Until a decade ago, insurers invested life insurance premiums in designated bonds; but since then, major changes have taken place in the sector. The state has stopped issuing the designated bonds and the companies were sent out to invest on the open market. Recently, the insurance companies' level of freedom was increased and they can now distribute a substantial scope of investments over a variety of areas.

In recent years, insurance companies have tried their luck in a variety of new investment areas and the experience hasn't always been successful. Migdal tried its hand in the household credit market a few years back, aggressively marketing car loans and mortgages. The results was tens of millions of shekels in doubtful debt and a much higher than usual rate of default than in the banking sector. Migdal learned the hard way that granting credit is a profession like any other and not everyone with resources knows how to use them wisely.
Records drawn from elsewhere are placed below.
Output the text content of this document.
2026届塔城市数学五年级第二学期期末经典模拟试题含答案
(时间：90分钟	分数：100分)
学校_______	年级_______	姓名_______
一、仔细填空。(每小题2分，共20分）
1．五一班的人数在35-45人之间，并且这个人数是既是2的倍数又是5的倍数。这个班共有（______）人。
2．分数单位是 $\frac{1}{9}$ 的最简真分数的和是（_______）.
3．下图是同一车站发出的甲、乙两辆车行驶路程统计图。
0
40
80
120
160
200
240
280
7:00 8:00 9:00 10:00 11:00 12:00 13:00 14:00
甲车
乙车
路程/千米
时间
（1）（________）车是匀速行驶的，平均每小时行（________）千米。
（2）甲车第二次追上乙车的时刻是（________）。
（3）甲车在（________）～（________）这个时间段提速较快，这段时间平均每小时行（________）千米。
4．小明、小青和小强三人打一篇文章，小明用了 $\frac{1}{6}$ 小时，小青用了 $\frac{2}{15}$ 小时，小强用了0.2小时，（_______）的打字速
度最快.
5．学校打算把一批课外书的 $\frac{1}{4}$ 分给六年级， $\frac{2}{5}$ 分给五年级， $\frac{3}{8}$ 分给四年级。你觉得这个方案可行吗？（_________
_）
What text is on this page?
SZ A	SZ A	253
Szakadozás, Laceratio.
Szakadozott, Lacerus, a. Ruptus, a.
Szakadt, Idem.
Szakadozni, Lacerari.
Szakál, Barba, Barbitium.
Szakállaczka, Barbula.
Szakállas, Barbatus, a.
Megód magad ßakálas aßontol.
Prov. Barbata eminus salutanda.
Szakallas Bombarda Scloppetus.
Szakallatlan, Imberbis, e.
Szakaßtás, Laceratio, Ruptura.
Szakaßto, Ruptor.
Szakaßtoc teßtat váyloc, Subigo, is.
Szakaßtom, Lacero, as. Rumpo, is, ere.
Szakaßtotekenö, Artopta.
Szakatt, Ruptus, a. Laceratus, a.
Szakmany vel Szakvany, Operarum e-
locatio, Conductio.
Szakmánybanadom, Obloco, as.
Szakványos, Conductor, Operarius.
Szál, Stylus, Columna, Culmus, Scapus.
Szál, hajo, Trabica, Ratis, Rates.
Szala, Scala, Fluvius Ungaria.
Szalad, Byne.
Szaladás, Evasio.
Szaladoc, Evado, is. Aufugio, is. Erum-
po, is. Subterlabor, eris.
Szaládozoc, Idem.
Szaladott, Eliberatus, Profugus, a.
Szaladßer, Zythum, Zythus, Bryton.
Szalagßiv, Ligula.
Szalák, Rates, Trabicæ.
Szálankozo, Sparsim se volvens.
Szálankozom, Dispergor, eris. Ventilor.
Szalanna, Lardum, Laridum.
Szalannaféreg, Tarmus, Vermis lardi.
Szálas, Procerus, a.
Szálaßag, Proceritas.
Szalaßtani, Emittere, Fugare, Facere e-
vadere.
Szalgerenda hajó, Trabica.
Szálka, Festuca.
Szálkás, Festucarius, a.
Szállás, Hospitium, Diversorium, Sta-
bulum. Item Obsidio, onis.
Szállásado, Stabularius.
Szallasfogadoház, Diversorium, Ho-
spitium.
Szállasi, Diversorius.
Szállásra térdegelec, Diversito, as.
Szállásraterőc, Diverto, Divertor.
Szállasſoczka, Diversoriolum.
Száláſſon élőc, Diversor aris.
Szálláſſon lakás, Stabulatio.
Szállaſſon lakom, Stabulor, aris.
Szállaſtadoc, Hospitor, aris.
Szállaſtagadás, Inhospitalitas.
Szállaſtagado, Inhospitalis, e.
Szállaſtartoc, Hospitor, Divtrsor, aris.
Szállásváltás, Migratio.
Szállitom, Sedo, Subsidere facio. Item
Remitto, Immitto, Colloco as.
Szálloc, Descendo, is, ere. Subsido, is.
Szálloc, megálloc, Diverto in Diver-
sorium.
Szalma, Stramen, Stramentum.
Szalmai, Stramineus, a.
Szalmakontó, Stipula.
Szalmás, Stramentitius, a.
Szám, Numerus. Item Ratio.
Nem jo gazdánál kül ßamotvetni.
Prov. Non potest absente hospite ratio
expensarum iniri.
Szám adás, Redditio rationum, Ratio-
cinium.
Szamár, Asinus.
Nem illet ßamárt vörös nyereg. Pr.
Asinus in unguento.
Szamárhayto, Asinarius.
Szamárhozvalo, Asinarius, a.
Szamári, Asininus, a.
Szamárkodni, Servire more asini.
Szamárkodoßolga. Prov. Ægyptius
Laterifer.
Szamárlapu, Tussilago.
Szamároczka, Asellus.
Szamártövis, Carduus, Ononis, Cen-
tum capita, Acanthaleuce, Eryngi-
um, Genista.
Insurers have taken a few hits in the real estate sector as well. Phoenix and Hadar bought a plot on Tel Aviv's Rothschild Boulevard 10 years ago, planning to build an office tower. The project bounced from one zoning board to the other for several years and construction began just a few months ago. "We lost our pants on that deal," Phoenix CEO Bar Kochva Ben-Gera recently admitted.

Ben-Gera's math is simple: Those $13 million were grounded on the lifeless plot. Invested in another instrument, they would have been creating value for the company.

Other companies also made odd investments in real estate in recent years. One of the more prominent is Migdal and Malibu Construction's acquisition of a 5.6 dunam plot, for which the companies paid NIS 200 million in 2000. Migdal has already written off a few tens of millions of shekels on its balance sheet on depreciation on the plot.

Losses are part of business life and these failures and others shouldn't prevent insurance companies from making other investments. But they do serve as a reminder that insurers' entry into infrastructure financing and other areas must be done professionally, using advanced risk management models, recruiting credit professionals and developing divisions that specialize in the relevant fields. These moves are required especially in light of the fact that even the banks have trouble analyzing and estimating the credit risk and economic feasibility of long-term projects.